She closed her lips and resumed the Gazette.
The reader will not too gravely regard the little circumstance that about this time the triply-enclosed packet of five letters temporarily disappeared from my bureau. Blank dismay was naturally my first sensation on making the discovery; but in a moment I took heart of grace.
"Patience!" whispered I to myself. "Let me say nothing, but wait peaceably; they will come back again."
And they did come back: they had only been on a short visit to Madame's chamber; having passed their examination, they came back duly and truly: I found them all right the next day.
I wonder what she thought of my correspondence? What estimate did she form of Dr. John Bretton's epistolary powers? In what light did the often very pithy thoughts, the generally sound, and sometimes original opinions, set, without pretension, in an easily-flowing, spirited style, appear to her? How did she like that genial, half humorous vein, which to me gave such delight? What did she think of the few kind words scattered here and there-not thickly, as the diamonds were scattered in the valley of Sindbad, but sparely, as those gems lie in unfabled beds? Oh, Madame Beck! how seemed these things to you?

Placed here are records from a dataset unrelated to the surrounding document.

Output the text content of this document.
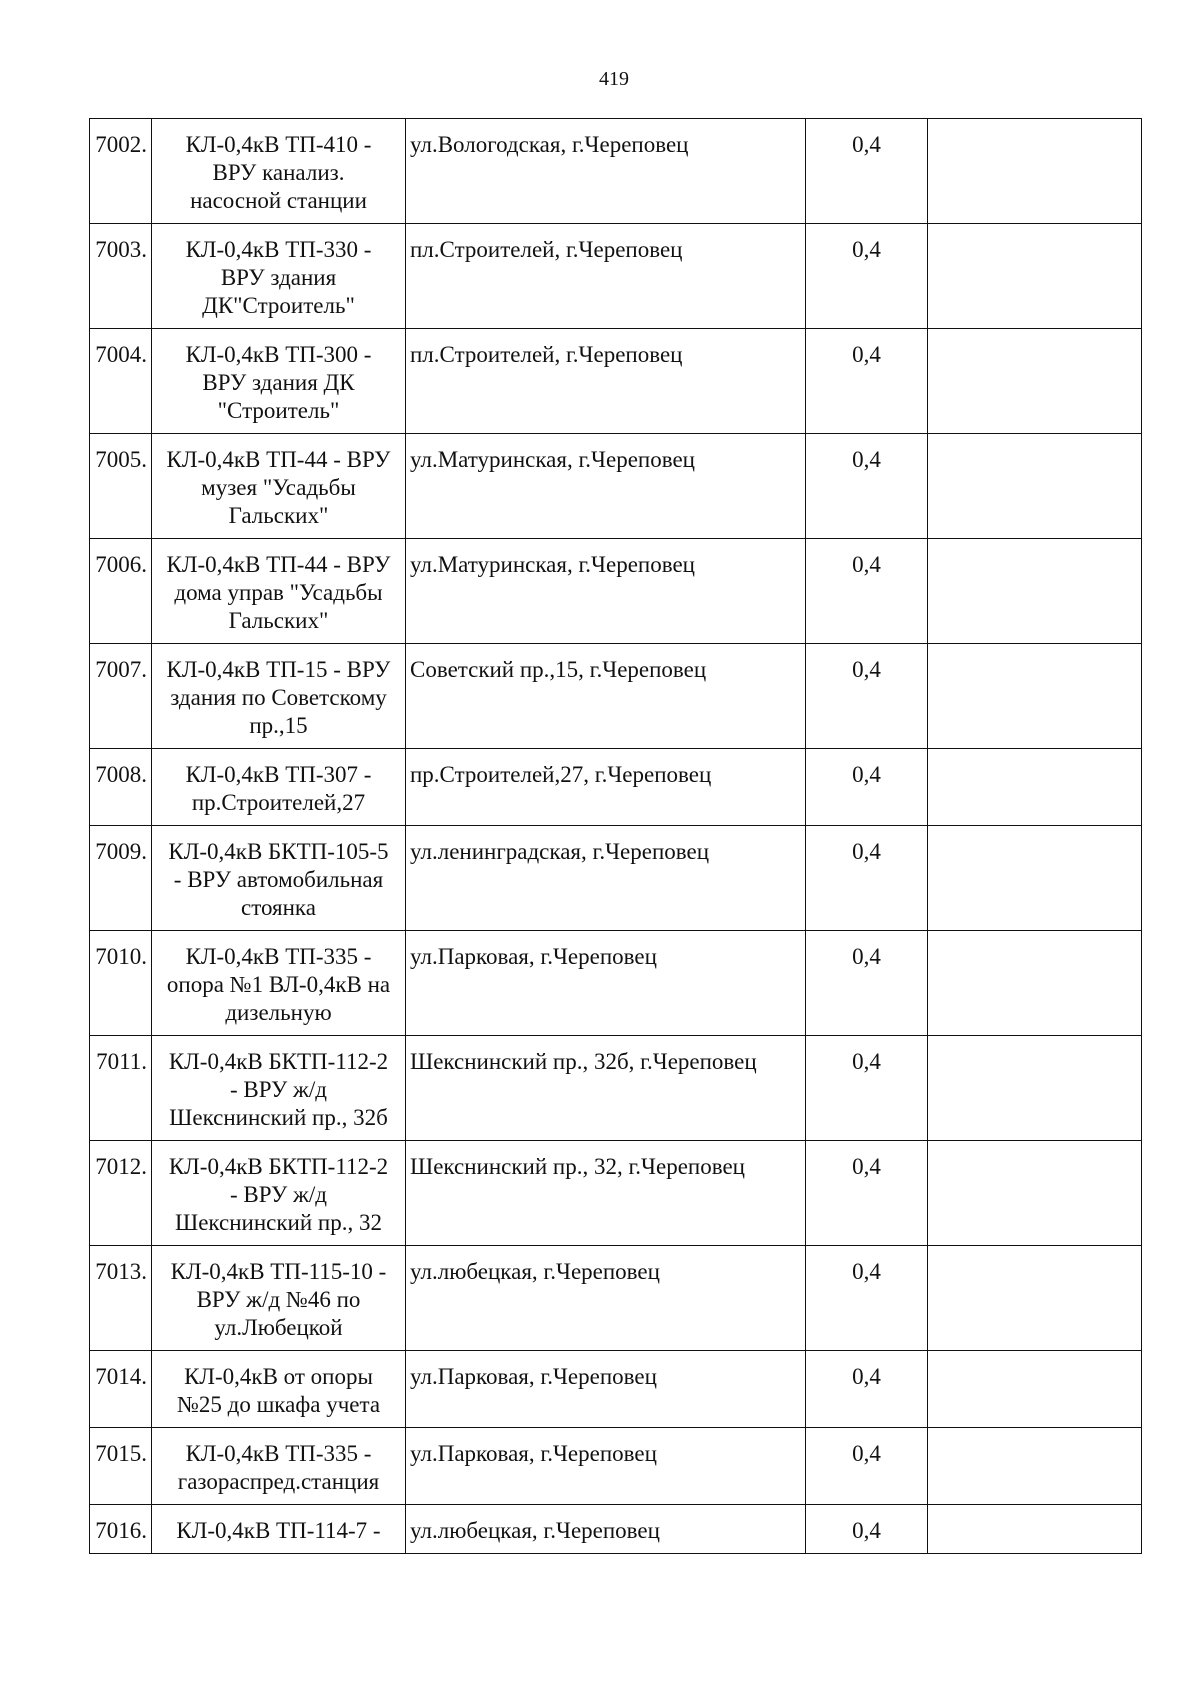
419
7002.	КЛ-0,4кВ ТП-410 -
ВРУ канализ.
насосной станции	ул.Вологодская, г.Череповец	0,4	
7003.	КЛ-0,4кВ ТП-330 -
ВРУ здания
ДК"Строитель"	пл.Строителей, г.Череповец	0,4	
7004.	КЛ-0,4кВ ТП-300 -
ВРУ здания ДК
"Строитель"	пл.Строителей, г.Череповец	0,4	
7005.	КЛ-0,4кВ ТП-44 - ВРУ
музея "Усадьбы
Гальских"	ул.Матуринская, г.Череповец	0,4	
7006.	КЛ-0,4кВ ТП-44 - ВРУ
дома управ "Усадьбы
Гальских"	ул.Матуринская, г.Череповец	0,4	
7007.	КЛ-0,4кВ ТП-15 - ВРУ
здания по Советскому
пр.,15	Советский пр.,15, г.Череповец	0,4	
7008.	КЛ-0,4кВ ТП-307 -
пр.Строителей,27	пр.Строителей,27, г.Череповец	0,4	
7009.	КЛ-0,4кВ БКТП-105-5
- ВРУ автомобильная
стоянка	ул.ленинградская, г.Череповец	0,4	
7010.	КЛ-0,4кВ ТП-335 -
опора №1 ВЛ-0,4кВ на
дизельную	ул.Парковая, г.Череповец	0,4	
7011.	КЛ-0,4кВ БКТП-112-2
- ВРУ ж/д
Шекснинский пр., 32б	Шекснинский пр., 32б, г.Череповец	0,4	
7012.	КЛ-0,4кВ БКТП-112-2
- ВРУ ж/д
Шекснинский пр., 32	Шекснинский пр., 32, г.Череповец	0,4	
7013.	КЛ-0,4кВ ТП-115-10 -
ВРУ ж/д №46 по
ул.Любецкой	ул.любецкая, г.Череповец	0,4	
7014.	КЛ-0,4кВ от опоры
№25 до шкафа учета	ул.Парковая, г.Череповец	0,4	
7015.	КЛ-0,4кВ ТП-335 -
газораспред.станция	ул.Парковая, г.Череповец	0,4	
7016.	КЛ-0,4кВ ТП-114-7 -	ул.любецкая, г.Череповец	0,4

I think in Madame Beck's eyes the five letters found a certain favour. One day after she had borrowed them of me (in speaking of so suave a little woman, one ought to use suave terms), I caught her examining me with a steady contemplative gaze, a little puzzled, but not at all malevolent. It was during that brief space between lessons, when the pupils turned out into the court for a quarter of an hour's recreation; she and I remained in the first classe alone: when I met her eye, her thoughts forced themselves partially through her lips.